Prosecutors had asked that Singer be sentenced to six years, saying that he was the person to profit most from the scheme and “the most culpable participant in it.” Singer’s attorneys asked that he be sentenced to three years of probation with 12 months of required home detention and community service.

Billing himself as a college admissions consultant, Singer paid off test proctors and administrators to cheat on college entrance exams. He also bribed college coaches and school staff to label prospective students as athletic recruits with fake credentials, officials said.

Authorities said he took in more than $25 million as part of the scheme, which ran from about 2011 to 2019, and paid over $7 million in bribes.

He began cooperating with investigators probing the scheme in September 2018, after being confronted by authorities.
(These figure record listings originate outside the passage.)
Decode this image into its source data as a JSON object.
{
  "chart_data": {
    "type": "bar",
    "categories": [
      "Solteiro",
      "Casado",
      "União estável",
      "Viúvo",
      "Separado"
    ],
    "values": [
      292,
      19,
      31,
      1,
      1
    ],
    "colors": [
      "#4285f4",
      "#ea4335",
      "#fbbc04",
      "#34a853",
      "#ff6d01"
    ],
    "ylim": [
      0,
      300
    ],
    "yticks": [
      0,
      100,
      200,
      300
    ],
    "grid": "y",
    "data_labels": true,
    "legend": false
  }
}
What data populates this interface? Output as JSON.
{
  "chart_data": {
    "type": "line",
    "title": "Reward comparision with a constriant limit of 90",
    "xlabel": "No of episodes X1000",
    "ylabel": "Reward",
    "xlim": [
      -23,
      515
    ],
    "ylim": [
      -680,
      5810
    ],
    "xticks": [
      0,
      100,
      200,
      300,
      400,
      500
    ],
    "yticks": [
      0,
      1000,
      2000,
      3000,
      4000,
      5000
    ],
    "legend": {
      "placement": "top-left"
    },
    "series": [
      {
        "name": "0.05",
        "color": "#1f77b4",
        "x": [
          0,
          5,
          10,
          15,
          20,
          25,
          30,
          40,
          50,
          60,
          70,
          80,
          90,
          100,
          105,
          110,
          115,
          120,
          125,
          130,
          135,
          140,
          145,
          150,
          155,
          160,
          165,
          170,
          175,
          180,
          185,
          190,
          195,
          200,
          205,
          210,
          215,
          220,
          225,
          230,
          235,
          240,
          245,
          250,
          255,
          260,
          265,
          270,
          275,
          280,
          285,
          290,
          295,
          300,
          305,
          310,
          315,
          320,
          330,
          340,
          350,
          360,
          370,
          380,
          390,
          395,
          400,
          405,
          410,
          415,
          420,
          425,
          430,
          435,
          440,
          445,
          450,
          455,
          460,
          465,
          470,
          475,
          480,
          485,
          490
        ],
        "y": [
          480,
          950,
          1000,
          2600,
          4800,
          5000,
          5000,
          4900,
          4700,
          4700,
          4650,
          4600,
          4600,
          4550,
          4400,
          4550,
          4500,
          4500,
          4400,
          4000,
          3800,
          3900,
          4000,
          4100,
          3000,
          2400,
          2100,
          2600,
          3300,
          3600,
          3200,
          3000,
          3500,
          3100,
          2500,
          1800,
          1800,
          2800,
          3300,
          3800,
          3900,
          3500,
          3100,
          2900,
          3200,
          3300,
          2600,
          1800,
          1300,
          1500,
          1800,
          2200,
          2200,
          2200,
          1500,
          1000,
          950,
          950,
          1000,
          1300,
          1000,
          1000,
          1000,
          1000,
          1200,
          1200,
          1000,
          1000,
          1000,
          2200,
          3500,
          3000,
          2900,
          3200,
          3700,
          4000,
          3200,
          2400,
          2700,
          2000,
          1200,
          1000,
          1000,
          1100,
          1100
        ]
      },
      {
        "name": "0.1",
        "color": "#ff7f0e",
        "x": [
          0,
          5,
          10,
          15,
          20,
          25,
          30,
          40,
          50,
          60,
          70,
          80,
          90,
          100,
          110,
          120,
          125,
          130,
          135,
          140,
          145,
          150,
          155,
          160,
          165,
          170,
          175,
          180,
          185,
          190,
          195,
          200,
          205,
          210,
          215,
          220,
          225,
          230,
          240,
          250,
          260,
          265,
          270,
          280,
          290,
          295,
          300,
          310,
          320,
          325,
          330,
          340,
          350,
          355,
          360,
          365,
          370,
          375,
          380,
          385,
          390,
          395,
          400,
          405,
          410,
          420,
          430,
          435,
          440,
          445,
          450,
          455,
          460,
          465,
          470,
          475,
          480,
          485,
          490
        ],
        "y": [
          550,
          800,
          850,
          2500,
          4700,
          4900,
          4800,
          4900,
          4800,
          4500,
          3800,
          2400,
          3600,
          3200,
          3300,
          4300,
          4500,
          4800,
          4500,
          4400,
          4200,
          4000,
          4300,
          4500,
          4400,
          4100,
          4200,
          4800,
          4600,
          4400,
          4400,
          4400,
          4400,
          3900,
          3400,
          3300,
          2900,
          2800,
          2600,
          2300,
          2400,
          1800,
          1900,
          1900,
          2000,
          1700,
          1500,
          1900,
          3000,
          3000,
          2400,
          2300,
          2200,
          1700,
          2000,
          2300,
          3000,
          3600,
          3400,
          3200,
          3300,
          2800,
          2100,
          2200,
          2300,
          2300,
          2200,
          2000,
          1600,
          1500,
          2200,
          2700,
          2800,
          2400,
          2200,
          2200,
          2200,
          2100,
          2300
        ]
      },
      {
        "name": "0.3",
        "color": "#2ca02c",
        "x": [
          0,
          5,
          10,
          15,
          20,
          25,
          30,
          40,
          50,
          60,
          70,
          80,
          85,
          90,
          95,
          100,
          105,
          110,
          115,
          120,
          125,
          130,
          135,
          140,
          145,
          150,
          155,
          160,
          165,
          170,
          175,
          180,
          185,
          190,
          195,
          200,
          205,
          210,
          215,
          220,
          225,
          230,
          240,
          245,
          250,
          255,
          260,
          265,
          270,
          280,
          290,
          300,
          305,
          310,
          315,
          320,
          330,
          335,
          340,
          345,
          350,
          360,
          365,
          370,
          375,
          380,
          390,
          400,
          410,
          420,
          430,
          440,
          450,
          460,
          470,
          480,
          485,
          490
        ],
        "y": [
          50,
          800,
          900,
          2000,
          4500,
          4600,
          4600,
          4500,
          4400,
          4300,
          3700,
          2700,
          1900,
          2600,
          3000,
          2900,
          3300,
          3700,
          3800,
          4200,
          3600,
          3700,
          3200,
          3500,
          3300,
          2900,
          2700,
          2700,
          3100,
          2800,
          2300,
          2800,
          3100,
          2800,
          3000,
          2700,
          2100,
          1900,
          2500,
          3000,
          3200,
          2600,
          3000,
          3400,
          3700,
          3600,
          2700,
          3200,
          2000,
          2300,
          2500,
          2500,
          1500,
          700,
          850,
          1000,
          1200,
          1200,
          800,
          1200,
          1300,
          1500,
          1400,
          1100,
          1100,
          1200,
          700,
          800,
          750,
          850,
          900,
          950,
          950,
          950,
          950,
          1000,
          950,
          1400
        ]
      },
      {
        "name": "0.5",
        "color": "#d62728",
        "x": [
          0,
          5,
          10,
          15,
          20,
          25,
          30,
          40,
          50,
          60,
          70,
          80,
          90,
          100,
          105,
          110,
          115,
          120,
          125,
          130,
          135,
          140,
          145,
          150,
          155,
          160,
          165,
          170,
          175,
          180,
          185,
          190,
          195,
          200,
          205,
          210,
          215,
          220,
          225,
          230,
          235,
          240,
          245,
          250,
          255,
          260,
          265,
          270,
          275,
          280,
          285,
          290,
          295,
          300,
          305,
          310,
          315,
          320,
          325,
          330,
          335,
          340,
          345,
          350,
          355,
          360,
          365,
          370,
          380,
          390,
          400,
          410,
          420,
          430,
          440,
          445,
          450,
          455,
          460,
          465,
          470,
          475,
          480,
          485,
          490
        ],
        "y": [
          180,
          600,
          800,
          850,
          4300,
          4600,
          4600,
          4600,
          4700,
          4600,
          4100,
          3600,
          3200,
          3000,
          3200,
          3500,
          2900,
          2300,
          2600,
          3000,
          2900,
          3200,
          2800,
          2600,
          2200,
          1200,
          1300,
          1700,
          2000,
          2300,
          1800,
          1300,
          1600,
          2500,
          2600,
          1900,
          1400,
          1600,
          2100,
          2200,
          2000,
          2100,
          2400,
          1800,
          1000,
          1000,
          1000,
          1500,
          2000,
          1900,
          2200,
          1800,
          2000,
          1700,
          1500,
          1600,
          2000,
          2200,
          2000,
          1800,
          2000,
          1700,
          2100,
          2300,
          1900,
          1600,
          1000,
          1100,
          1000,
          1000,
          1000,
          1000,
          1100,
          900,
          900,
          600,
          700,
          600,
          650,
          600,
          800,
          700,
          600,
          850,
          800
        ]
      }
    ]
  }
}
Dozens of people were subsequently arrested, including Huffman and Loughlin and her husband, fashion designer Mossimo Giannulli.

Singer pleaded guilty to charges including racketeering conspiracy, money laundering conspiracy and conspiracy to defraud the United States, in 2019.

In court, Singer apologized, saying that he became too focused on “winning and keeping score” and allowing his moral compass to slide, CNN reported.

“I lost my ethical values and have so much regret,” he said, according to the news network. “To be frank, I’m ashamed of myself.”

Several other people also pleaded guilty in connection to the Varsity Blues scandal with their sentences ranging from probation to 2 1/2 years in prison, according to the AP.